# Keeps tripping belt light for no reason?



## Josh (Nov 23, 2009)

I have an 09 brute 750 fi. I keep having a problem with it going into limp mode from the belt light being tripped. This is the third time it's happened and its getting a little annoying. The last time it did it I was riding along and turned sharp, which kicked on the belt light. (for no reason it seems to be tripping) The switch inside the cvt cover is NEVER in the off position. Bike has 122 miles on it. What could be causing this? Thanks


----------



## blue beast (Feb 16, 2010)

sounds like something inside the computer.


----------



## codyh (Mar 30, 2009)

try switching the comp with a another rbute, see if thats it


----------



## Mr Ed (Mar 16, 2010)

There is about 6 different things that will trip the switch/ the thing will think the switch has been tripped. Low battery voltage, using winch then stopping hi voltage. 100 hrs in the key on possition kawis are just sensitive and need to be beaten I have the same bike and the ***** wont run for more than 5 seconds after that stupid indicator was reset


----------



## IBBruin (Feb 10, 2009)

Intermittent problems are a pain to try and figure out. All that has to happen for that belt trip light to turn on is an open in the switch circuit for a split second. Have you noticed any pattern when the belt light trips? Always turning left, hit a hard bump, hard on the throttle? Start with the basics first. Have you used dielectric grease on all your connections? If not I'd try that first. You could also have a faulty belt switch. Unplug the switch from the harness and put a jumper on the harness to simulate a switch. See if the problem's still there. 

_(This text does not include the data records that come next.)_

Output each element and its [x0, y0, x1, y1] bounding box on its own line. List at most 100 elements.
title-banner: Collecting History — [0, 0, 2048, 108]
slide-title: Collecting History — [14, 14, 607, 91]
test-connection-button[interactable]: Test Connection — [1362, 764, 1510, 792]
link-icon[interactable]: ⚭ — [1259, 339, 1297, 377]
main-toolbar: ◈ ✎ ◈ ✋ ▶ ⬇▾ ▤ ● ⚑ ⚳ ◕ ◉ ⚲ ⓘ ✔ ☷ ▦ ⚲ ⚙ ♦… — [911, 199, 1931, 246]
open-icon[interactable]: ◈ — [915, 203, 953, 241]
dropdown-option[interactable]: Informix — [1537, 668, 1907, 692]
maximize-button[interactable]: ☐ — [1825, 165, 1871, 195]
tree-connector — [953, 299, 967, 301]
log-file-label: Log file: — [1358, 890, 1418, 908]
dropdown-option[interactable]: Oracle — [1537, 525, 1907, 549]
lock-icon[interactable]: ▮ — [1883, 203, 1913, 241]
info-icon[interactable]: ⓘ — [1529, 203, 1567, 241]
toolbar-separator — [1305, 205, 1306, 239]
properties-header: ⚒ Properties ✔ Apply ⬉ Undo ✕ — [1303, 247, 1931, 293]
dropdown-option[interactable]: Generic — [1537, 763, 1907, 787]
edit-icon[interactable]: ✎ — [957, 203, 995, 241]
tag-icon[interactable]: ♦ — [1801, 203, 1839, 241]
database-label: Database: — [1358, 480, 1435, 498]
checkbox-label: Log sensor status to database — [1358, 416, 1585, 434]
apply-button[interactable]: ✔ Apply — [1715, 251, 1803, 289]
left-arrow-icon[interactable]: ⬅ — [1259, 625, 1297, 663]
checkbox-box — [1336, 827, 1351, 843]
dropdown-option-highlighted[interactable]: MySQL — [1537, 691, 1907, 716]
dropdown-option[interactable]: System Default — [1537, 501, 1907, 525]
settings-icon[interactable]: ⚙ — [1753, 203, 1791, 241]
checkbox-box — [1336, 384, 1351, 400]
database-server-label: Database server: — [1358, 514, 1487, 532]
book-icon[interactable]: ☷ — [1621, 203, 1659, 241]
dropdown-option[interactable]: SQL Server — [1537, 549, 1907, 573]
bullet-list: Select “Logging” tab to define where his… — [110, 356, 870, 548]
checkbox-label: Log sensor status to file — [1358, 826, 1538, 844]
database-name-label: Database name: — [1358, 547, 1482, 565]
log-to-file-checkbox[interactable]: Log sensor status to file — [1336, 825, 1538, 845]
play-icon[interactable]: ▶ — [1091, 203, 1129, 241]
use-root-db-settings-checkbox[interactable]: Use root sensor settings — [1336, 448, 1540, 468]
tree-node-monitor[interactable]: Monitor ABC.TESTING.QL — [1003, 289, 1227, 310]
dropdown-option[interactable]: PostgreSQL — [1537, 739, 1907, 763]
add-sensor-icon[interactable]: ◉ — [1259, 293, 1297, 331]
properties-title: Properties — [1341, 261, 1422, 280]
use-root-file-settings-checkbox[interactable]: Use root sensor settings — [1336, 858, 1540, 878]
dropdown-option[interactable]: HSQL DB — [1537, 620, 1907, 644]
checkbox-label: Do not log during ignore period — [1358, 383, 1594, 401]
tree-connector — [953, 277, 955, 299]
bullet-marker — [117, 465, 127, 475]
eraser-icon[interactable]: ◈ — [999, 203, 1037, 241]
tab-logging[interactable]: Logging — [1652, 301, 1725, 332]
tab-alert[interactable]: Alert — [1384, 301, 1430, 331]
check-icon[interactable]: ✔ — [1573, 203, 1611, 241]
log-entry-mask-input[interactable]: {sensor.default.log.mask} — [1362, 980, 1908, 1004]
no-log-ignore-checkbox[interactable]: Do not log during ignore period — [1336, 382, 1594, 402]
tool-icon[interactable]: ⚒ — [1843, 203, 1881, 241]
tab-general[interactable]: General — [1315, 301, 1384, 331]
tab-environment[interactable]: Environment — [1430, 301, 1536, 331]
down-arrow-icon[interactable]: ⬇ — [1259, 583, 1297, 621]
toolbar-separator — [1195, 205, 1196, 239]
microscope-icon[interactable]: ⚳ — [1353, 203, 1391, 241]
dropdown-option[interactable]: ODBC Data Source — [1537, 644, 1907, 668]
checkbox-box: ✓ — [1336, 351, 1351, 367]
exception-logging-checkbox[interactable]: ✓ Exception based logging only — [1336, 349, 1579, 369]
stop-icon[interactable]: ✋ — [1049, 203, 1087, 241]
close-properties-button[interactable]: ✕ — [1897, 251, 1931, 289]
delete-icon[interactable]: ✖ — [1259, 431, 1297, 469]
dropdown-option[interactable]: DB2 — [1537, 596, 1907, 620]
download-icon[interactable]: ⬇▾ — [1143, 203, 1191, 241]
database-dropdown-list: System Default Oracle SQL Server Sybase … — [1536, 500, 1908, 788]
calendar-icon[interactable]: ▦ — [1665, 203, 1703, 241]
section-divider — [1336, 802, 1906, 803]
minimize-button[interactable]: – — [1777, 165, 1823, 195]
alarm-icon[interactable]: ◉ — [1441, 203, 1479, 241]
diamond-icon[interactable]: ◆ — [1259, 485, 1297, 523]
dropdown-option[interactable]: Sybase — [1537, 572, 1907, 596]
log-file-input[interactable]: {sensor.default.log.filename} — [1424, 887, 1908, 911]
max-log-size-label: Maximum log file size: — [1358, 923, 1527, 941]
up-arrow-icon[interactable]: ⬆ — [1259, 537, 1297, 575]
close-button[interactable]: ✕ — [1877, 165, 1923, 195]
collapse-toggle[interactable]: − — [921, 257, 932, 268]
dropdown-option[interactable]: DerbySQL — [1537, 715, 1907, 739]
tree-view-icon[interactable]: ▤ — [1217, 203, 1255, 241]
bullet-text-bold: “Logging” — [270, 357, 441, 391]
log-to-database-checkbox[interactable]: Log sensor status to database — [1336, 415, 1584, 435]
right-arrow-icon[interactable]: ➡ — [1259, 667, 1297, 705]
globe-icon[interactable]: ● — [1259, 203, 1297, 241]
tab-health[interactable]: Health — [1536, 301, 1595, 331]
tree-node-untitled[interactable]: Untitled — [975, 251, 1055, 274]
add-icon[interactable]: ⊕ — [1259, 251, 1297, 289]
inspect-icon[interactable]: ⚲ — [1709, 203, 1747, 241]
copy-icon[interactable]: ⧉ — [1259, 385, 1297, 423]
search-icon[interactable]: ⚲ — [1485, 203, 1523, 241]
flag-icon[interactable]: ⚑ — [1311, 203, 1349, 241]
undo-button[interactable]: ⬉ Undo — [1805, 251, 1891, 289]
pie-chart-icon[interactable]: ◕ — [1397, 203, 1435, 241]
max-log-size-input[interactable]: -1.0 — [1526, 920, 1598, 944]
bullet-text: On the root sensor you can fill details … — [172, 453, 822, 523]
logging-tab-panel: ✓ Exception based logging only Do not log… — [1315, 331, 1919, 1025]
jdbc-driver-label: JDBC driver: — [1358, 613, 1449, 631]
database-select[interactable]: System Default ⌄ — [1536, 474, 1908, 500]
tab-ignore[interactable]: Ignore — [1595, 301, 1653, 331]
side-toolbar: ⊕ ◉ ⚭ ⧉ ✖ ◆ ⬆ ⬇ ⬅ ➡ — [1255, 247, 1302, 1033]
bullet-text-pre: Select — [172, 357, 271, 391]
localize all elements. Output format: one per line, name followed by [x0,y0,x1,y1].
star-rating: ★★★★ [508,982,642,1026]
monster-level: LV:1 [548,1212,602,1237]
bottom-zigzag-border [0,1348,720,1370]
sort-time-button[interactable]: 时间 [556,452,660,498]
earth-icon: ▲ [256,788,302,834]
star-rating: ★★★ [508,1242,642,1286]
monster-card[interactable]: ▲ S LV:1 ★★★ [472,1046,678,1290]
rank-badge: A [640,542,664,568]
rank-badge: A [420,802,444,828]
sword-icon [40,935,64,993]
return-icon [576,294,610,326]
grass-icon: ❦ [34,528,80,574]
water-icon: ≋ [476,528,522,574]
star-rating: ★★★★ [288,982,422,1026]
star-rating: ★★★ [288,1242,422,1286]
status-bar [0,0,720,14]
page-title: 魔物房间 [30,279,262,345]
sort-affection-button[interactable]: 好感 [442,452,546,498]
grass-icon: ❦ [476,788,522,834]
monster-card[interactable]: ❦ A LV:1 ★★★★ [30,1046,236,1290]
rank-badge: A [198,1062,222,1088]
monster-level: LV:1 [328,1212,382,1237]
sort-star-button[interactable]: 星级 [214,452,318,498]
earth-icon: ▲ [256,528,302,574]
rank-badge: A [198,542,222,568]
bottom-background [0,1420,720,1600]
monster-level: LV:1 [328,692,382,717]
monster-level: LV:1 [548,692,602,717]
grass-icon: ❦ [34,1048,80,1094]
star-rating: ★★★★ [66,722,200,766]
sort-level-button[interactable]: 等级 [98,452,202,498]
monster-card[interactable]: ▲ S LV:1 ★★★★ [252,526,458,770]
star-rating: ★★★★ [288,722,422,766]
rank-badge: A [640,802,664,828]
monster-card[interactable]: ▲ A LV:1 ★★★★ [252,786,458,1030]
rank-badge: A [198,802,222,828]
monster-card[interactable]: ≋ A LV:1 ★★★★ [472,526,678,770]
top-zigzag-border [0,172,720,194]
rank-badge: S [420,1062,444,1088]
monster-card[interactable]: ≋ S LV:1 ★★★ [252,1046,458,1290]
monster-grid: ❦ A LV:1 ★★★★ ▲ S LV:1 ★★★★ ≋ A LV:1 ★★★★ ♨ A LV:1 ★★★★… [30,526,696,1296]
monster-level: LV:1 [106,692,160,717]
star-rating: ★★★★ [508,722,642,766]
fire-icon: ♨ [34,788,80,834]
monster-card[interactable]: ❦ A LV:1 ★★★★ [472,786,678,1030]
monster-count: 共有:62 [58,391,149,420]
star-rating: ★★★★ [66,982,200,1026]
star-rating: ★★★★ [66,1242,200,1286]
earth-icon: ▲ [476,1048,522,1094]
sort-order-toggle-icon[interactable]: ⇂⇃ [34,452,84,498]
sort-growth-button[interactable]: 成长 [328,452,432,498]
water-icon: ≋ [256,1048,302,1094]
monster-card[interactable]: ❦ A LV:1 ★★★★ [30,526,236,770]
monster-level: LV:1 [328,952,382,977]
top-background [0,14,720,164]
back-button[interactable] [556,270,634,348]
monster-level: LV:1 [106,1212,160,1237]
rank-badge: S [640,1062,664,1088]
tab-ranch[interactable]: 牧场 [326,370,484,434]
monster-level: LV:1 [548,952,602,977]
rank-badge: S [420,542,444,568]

Something like that may end up making you lose all your hair. (Like me)


----------



## phreebsd (Dec 16, 2004)

make sure the 2 pin connector is tight. if it comes loose slightly just for s plit second when you hit a bump the belt light will trip.
the belt light will also trip if the black connector under the seat is not fully clicked together. 
try wiggling each of those to see if it triggers the flip to occur.


----------



## Josh (Nov 23, 2009)

I wiggled every wire that should trip it, with no effect. The first time It happened my battery cable was loose.. I made sure everything is good and tight. I'll give it another good hard ride and see if it trips again. Every time it happens, it seems I'm doing something different. It doesn't always happen at the same time. Extremly annoying


----------



## phreebsd (Dec 16, 2004)

i bet it does suck.
you'll get it though.


----------